The trick of this sponge is a combination of warmth and patience. Get your eggs warm. Remove them from the fridge to get to room temperature, then lay them in a warm water bath. Water should be warm, not boiling, you should be able to put your hand in there, but it shouldn’t be comfortable. Run some hot water through your mixer bowl as well. Then dry that off very very well. The bowl needs to be warm, not wet.

Crack your eggs and add the sugar (and the optional extract) to the bowl of your mixer. Then mix on high speed until you can’t stand it anymore, then whip a little longer. I put Anne-Sophie (my trusty KitchenAid Artisan) on her highest speed for about 10 minutes. Don’t worry, you can’t overbeat it. If you walk away for a minute or two, you’ll see that it’s suddenly turning into a huge bowl of foam. That’s what you want.
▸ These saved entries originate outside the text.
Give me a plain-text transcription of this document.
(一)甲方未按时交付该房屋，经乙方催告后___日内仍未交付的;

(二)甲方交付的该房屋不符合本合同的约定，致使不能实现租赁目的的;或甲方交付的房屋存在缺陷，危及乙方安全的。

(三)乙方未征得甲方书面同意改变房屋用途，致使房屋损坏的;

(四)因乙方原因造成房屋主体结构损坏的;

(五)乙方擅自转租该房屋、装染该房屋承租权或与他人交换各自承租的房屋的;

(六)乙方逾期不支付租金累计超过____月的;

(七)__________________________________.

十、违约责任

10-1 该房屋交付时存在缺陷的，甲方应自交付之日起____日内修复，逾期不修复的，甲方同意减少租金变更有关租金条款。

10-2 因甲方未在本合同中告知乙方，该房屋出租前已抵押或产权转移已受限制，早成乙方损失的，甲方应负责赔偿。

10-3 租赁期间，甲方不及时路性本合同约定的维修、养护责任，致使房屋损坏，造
Airy, foamy sugared egg.

Once you’re sure it doesn’t grow any more gently fold the (double) sifted flour into the mixture. Pour it into a greased pan and bake at 360F for about 25 minutes. A skewer inserted should come out dry. If the top gets brown too quickly just put a sheet of tin foil over it.

Cool on a cooling rack. Make sure it’s completely cooled before you frost or fill it, or your filling will melt. You could replace part of the flour with sifted cocoa powder to make a chocolate sponge.